Перешла Таня с дневного на заочное. На факультете стала бывать редко. Но мы и там с ней не встречались. Её подружка рассказала мне, что ей, Тане, вскоре после аборта приснился Сатана, и она, подавленная его явленной ей во сне потрясающей мерзостью, на следующий же день отправилась в Князь-Владимирский собор и покрестилась.

Где она теперь, не знаю. Кто-то говорил, что вышла замуж за престарелого иностранца и уехала жить в Швейцарию. Кто-то будто видел её в Псково-Печорской лавре в монашеском облачении. Её ли? Или обознался?

Большую роль, наверное, сыграло имя. Таня. Звали бы как-нибудь её иначе, я на неё, возможно, и внимания не обратил бы. Узнал, что Таня, – сразу как ослеп. Ещё и волосы – по цвету. По ощущению – не то, конечно.

То не любовь была, то было – наваждение. А имя – манка лишь, ловушка, и я попал в неё. Так оправдаюсь.

Стою возле парадной. Гляжу на косоглазую и разномастную живность. Те косо смотрят на меня. Сидят – как не живые, а фарфоровые.

«Страбизм, – думаю. – Ну, ёлки-палки».

И третья «клюшка» подоспела.

Яны дома нет – окно её комнаты тёмное.

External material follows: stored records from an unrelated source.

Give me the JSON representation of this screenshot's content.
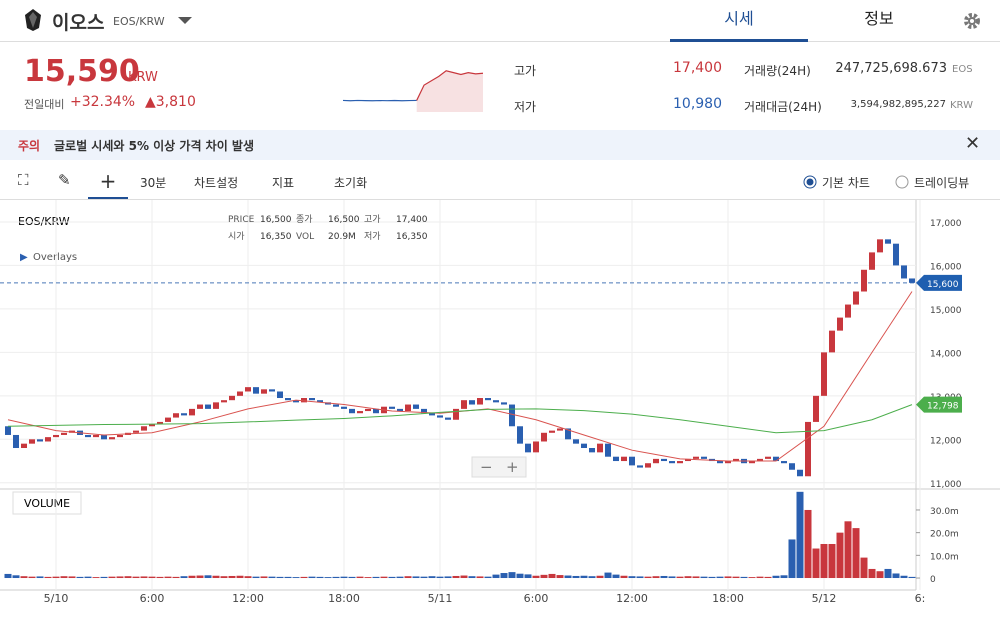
{
  "header": {
    "title": "이오스",
    "code": "EOS/KRW",
    "tabs": [
      "시세",
      "정보"
    ]
  },
  "ticker": {
    "price": "15,590",
    "unit": "KRW",
    "change_label": "전일대비",
    "change_pct": "+32.34%",
    "change_abs": "▲3,810"
  },
  "stats": {
    "high_label": "고가",
    "high": "17,400",
    "low_label": "저가",
    "low": "10,980",
    "volume_label": "거래량(24H)",
    "volume": "247,725,698.673",
    "volume_unit": "EOS",
    "amount_label": "거래대금(24H)",
    "amount": "3,594,982,895,227",
    "amount_unit": "KRW"
  },
  "notice": {
    "tag": "주의",
    "text": "글로벌 시세와 5% 이상 가격 차이 발생"
  },
  "toolbar": {
    "interval": "30분",
    "settings": "차트설정",
    "indicators": "지표",
    "reset": "초기화",
    "modes": [
      "기본 차트",
      "트레이딩뷰"
    ]
  },
  "legend": {
    "symbol": "EOS/KRW",
    "overlays": "Overlays",
    "volume_title": "VOLUME",
    "items": [
      [
        "PRICE",
        "16,500"
      ],
      [
        "시가",
        "16,350"
      ],
      [
        "종가",
        "16,500"
      ],
      [
        "VOL",
        "20.9M"
      ],
      [
        "고가",
        "17,400"
      ],
      [
        "저가",
        "16,350"
      ]
    ]
  },
  "sparkline": {
    "ylim": [
      10000,
      18000
    ],
    "values": [
      11850,
      11800,
      11850,
      11820,
      11800,
      11830,
      11810,
      11840,
      11800,
      11830,
      11850,
      14300,
      15000,
      15700,
      16600,
      16300,
      16000,
      16300,
      16100,
      16200
    ],
    "colors": [
      "#2a5fb0",
      "#c8373d"
    ],
    "split": 10
  },
  "chart_data": {
    "type": "candlestick",
    "open": [
      12300,
      12100,
      11800,
      11900,
      12000,
      11950,
      12050,
      12100,
      12150,
      12200,
      12100,
      12050,
      12100,
      12000,
      12050,
      12100,
      12150,
      12200,
      12300,
      12350,
      12400,
      12500,
      12600,
      12550,
      12700,
      12800,
      12700,
      12850,
      12900,
      13000,
      13100,
      13200,
      13050,
      13150,
      13100,
      12950,
      12900,
      12850,
      12950,
      12900,
      12850,
      12800,
      12750,
      12700,
      12600,
      12650,
      12700,
      12600,
      12750,
      12700,
      12650,
      12800,
      12700,
      12600,
      12550,
      12500,
      12450,
      12700,
      12900,
      12800,
      12950,
      12900,
      12850,
      12800,
      12300,
      11900,
      11700,
      11950,
      12150,
      12200,
      12250,
      12000,
      11900,
      11800,
      11700,
      11900,
      11600,
      11500,
      11600,
      11400,
      11350,
      11450,
      11550,
      11500,
      11450,
      11500,
      11550,
      11600,
      11550,
      11500,
      11450,
      11500,
      11550,
      11450,
      11500,
      11550,
      11600,
      11500,
      11450,
      11300,
      11150,
      12400,
      13000,
      14000,
      14500,
      14800,
      15100,
      15400,
      15900,
      16300,
      16600,
      16500,
      16000,
      15700
    ],
    "close": [
      12100,
      11800,
      11900,
      12000,
      11950,
      12050,
      12100,
      12150,
      12200,
      12100,
      12050,
      12100,
      12000,
      12050,
      12100,
      12150,
      12200,
      12300,
      12350,
      12400,
      12500,
      12600,
      12550,
      12700,
      12800,
      12700,
      12850,
      12900,
      13000,
      13100,
      13200,
      13050,
      13150,
      13100,
      12950,
      12900,
      12850,
      12950,
      12900,
      12850,
      12800,
      12750,
      12700,
      12600,
      12650,
      12700,
      12600,
      12750,
      12700,
      12650,
      12800,
      12700,
      12600,
      12550,
      12500,
      12450,
      12700,
      12900,
      12800,
      12950,
      12900,
      12850,
      12800,
      12300,
      11900,
      11700,
      11950,
      12150,
      12200,
      12250,
      12000,
      11900,
      11800,
      11700,
      11900,
      11600,
      11500,
      11600,
      11400,
      11350,
      11450,
      11550,
      11500,
      11450,
      11500,
      11550,
      11600,
      11550,
      11500,
      11450,
      11500,
      11550,
      11450,
      11500,
      11550,
      11600,
      11500,
      11450,
      11300,
      11150,
      12400,
      13000,
      14000,
      14500,
      14800,
      15100,
      15400,
      15900,
      16300,
      16600,
      16500,
      16000,
      15700,
      15600
    ],
    "volume": [
      1.8,
      1.2,
      0.8,
      0.6,
      0.7,
      0.5,
      0.6,
      0.8,
      0.7,
      0.5,
      0.6,
      0.4,
      0.5,
      0.6,
      0.7,
      0.8,
      0.6,
      0.7,
      0.6,
      0.5,
      0.6,
      0.5,
      0.8,
      1.0,
      1.1,
      1.2,
      1.0,
      0.8,
      0.9,
      1.0,
      0.8,
      0.6,
      0.7,
      0.6,
      0.5,
      0.5,
      0.4,
      0.5,
      0.6,
      0.5,
      0.4,
      0.5,
      0.6,
      0.5,
      0.6,
      0.4,
      0.5,
      0.6,
      0.5,
      0.6,
      0.8,
      0.7,
      0.6,
      0.8,
      0.6,
      0.7,
      0.9,
      1.1,
      0.8,
      0.7,
      0.6,
      1.5,
      2.2,
      2.6,
      1.9,
      1.6,
      1.0,
      1.4,
      1.8,
      1.3,
      1.1,
      0.9,
      1.0,
      0.8,
      1.0,
      2.4,
      1.5,
      1.0,
      0.8,
      0.7,
      0.6,
      0.8,
      0.9,
      0.7,
      0.6,
      0.8,
      0.7,
      0.6,
      0.5,
      0.6,
      0.7,
      0.6,
      0.5,
      0.4,
      0.6,
      0.5,
      1.0,
      1.2,
      17,
      38,
      30,
      13,
      15,
      15,
      20,
      25,
      22,
      9,
      4,
      3,
      4,
      2,
      1,
      0.5
    ],
    "up_color": "#c8373d",
    "down_color": "#2a5fb0",
    "ylim": [
      10880,
      17390
    ],
    "yticks": [
      {
        "value": 11000,
        "label": "11,000"
      },
      {
        "value": 12000,
        "label": "12,000"
      },
      {
        "value": 13000,
        "label": "13,000"
      },
      {
        "value": 14000,
        "label": "14,000"
      },
      {
        "value": 15000,
        "label": "15,000"
      },
      {
        "value": 16000,
        "label": "16,000"
      },
      {
        "value": 17000,
        "label": "17,000"
      }
    ],
    "vlim": [
      -4.4,
      38.8
    ],
    "vticks": [
      0,
      {
        "value": 10,
        "label": "10.0m"
      },
      {
        "value": 20,
        "label": "20.0m"
      },
      {
        "value": 30,
        "label": "30.0m"
      }
    ],
    "xlim": [
      -0.5,
      113.5
    ],
    "xticks": [
      {
        "value": 6,
        "label": "5/10"
      },
      {
        "value": 18,
        "label": "6:00"
      },
      {
        "value": 30,
        "label": "12:00"
      },
      {
        "value": 42,
        "label": "18:00"
      },
      {
        "value": 54,
        "label": "5/11"
      },
      {
        "value": 66,
        "label": "6:00"
      },
      {
        "value": 78,
        "label": "12:00"
      },
      {
        "value": 90,
        "label": "18:00"
      },
      {
        "value": 102,
        "label": "5/12"
      },
      {
        "value": 114,
        "label": "6:"
      }
    ],
    "overlays": [
      {
        "color": "#d9534f",
        "x": [
          0,
          6,
          12,
          18,
          24,
          30,
          36,
          42,
          48,
          54,
          60,
          66,
          72,
          78,
          84,
          90,
          96,
          102,
          108,
          113
        ],
        "values": [
          12450,
          12200,
          12100,
          12150,
          12400,
          12700,
          12900,
          12800,
          12650,
          12600,
          12700,
          12450,
          12100,
          11750,
          11550,
          11500,
          11500,
          12300,
          14000,
          15400
        ]
      },
      {
        "color": "#4cae4c",
        "x": [
          0,
          6,
          12,
          18,
          24,
          30,
          36,
          42,
          48,
          54,
          60,
          66,
          72,
          78,
          84,
          90,
          96,
          102,
          108,
          113
        ],
        "values": [
          12300,
          12320,
          12340,
          12350,
          12360,
          12400,
          12440,
          12480,
          12540,
          12620,
          12690,
          12700,
          12660,
          12580,
          12450,
          12300,
          12150,
          12200,
          12450,
          12798
        ],
        "tag": {
          "value": 12798,
          "label": "12,798"
        }
      }
    ],
    "current": {
      "value": 15600,
      "label": "15,600"
    }
  }
}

В потёмках Яна не сидит, не любит. В дверь позвонить и у соседки спрашивать – бессмысленно: к двери она, как мышка, затаившись, не подойдёт – всего боится, «хулиганов и насильников», этих особенно.

И тут мне «клюшка» подсказала.

Не возвращаться же домой с найденным мной днём колечком с мелким камушком. Оно же Яне предназначено. Вдруг потеряю. Или другой, первой встречной, чуть выпью где, и подарю – жалеть же крепко после стану.

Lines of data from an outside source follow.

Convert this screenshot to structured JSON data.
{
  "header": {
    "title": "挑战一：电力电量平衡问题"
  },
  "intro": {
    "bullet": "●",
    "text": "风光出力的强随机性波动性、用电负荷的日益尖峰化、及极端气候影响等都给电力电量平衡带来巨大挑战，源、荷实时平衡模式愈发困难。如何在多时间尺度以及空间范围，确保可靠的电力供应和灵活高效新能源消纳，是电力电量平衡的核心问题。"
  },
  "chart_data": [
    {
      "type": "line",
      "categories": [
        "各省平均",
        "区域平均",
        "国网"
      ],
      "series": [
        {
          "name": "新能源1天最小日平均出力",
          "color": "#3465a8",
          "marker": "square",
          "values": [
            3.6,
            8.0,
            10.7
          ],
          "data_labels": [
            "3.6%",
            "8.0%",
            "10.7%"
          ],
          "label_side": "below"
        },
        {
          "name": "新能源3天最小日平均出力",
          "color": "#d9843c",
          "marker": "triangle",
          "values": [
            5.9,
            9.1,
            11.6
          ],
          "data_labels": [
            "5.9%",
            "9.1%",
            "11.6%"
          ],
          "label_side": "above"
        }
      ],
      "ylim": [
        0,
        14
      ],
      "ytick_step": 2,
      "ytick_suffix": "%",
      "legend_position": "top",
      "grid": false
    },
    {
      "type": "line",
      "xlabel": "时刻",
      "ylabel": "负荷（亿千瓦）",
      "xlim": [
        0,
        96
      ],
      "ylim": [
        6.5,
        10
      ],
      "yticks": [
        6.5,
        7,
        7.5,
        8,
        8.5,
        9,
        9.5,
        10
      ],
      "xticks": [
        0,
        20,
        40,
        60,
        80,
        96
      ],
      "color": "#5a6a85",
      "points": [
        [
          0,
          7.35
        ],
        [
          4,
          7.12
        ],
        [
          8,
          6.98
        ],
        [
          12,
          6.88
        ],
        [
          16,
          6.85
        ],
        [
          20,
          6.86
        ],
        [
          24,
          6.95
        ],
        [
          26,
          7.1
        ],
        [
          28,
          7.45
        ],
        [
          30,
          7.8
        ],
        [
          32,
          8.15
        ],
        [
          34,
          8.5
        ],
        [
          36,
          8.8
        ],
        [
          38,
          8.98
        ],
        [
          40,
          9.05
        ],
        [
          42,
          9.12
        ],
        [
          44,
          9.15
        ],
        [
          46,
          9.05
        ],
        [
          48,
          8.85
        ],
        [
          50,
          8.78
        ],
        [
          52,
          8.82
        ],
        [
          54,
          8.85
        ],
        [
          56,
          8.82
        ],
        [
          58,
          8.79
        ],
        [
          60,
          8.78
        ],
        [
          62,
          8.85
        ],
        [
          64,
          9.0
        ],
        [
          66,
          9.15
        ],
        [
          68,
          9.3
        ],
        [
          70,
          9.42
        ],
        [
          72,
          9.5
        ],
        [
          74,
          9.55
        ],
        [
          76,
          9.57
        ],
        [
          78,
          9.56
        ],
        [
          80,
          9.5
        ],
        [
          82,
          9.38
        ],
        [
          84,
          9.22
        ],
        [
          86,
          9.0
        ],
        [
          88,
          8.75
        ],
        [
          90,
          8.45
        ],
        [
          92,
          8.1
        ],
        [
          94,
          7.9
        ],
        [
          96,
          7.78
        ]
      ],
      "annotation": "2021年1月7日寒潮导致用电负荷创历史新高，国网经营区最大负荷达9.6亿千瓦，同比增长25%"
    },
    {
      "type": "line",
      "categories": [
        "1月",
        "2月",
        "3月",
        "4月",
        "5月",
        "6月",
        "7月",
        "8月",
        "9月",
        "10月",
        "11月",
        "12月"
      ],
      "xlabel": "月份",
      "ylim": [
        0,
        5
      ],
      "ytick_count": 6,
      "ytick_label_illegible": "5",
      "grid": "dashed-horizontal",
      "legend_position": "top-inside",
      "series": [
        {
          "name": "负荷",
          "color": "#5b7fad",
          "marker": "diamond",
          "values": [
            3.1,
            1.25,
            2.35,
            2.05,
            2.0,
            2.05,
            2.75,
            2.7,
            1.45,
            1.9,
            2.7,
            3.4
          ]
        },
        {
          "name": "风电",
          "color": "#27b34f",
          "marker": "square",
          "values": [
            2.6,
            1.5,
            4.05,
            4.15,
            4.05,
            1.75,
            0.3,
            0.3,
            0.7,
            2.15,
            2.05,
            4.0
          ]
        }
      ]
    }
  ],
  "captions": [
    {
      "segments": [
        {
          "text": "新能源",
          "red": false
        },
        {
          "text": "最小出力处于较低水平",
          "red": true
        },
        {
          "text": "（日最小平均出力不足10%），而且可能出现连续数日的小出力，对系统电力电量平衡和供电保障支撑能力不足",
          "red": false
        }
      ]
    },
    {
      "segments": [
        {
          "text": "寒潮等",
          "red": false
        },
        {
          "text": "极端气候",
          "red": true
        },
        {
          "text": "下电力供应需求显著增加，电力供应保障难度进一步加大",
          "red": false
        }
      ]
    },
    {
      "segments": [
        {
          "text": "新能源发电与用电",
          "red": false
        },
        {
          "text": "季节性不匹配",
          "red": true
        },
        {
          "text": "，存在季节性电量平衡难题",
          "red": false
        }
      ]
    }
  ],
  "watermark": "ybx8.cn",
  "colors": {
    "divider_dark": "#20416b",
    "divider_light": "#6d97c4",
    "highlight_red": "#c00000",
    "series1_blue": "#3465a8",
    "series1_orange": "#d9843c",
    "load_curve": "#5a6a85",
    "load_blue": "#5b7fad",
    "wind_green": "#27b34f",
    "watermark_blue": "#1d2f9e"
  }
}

Поднялся я на лифте на шестой этаж. Успел, поднимаясь, нацарапать ребром монеты двухкопеечной на стенке лифта, и без того разными надписями и тайными знаками испещрённой: «Яна + Лёня = любовь». Яна заметит и поймёт, что приходил я, а не Лёня. Лёня бы этого не сделал – правильный, «не потребляет», «клюшки» – особенно. Чай, компот, кисель – его напитки. А уж колечко в форточку она увидит, тогда и вовсе…

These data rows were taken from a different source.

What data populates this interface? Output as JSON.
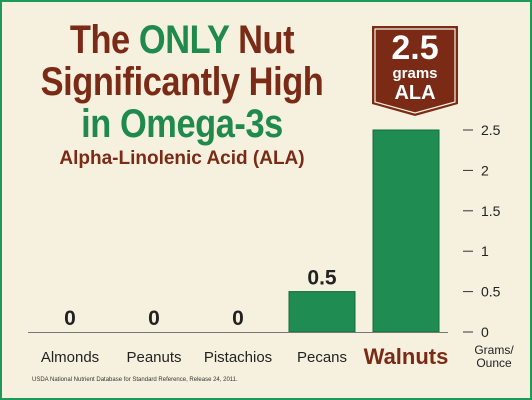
{
  "headline": {
    "part1": "The ",
    "highlight": "ONLY",
    "part2": " Nut",
    "line2": "Significantly High",
    "line3": "in Omega-3s"
  },
  "subtitle": "Alpha-Linolenic Acid (ALA)",
  "badge": {
    "value": "2.5",
    "unit": "grams",
    "name": "ALA"
  },
  "source": "USDA National Nutrient Database for Standard Reference, Release 24, 2011.",
  "colors": {
    "bar": "#1f8c51",
    "bar_edge": "#116b3a",
    "title_brown": "#7b2a16",
    "title_green": "#1f8a4c",
    "background": "#f6f1df",
    "border": "#1d9a57"
  },
  "chart_data": {
    "type": "bar",
    "categories": [
      "Almonds",
      "Peanuts",
      "Pistachios",
      "Pecans",
      "Walnuts"
    ],
    "values": [
      0,
      0,
      0,
      0.5,
      2.5
    ],
    "value_labels": [
      "0",
      "0",
      "0",
      "0.5",
      ""
    ],
    "highlight_category": "Walnuts",
    "y_ticks": [
      0,
      0.5,
      1,
      1.5,
      2,
      2.5
    ],
    "y_tick_labels": [
      "0",
      "0.5",
      "1",
      "1.5",
      "2",
      "2.5"
    ],
    "ylim": [
      0,
      2.5
    ],
    "y_unit_label": [
      "Grams/",
      "Ounce"
    ],
    "y_axis_side": "right",
    "grid": false
  }
}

Дальше – по лестнице, на чердачный этаж.

Дверь на чердак закрыта на замок. Замок – на ключ. Ключ, скорей всего, у Яниной соседки. У жильцов ли ниже этажом. На чердаке бельё постиранное сушат, так опасаются, что, дверь не закрой они, его своруют.

Лифт уже занятый, спустился вниз пешком. И постоял послушал: а вдруг да Яна в лифте поднялась?.. Не Яна. Кто-то на пятом этаже.

Зашёл в другую парадную. Наверх по лестнице взбежал. Дверь на чердак, смотрю, распахнута. Вылез через слуховое окно на крышу. Пошёл в сторону Яниной квартиры, громыхая кровельной жестью. На фоне неба, озарённого огнями, понимаю, меня видно. Но нет до этого мне дела. Сейчас – и вовсе.

Догромыхал до места.

Под капюшоном штормовки, как и у каждого бродяги, пристроена иголка с ниткой. Нитку освободил. Иголку без нитки на место воткнул. Колечко к нитке приладил.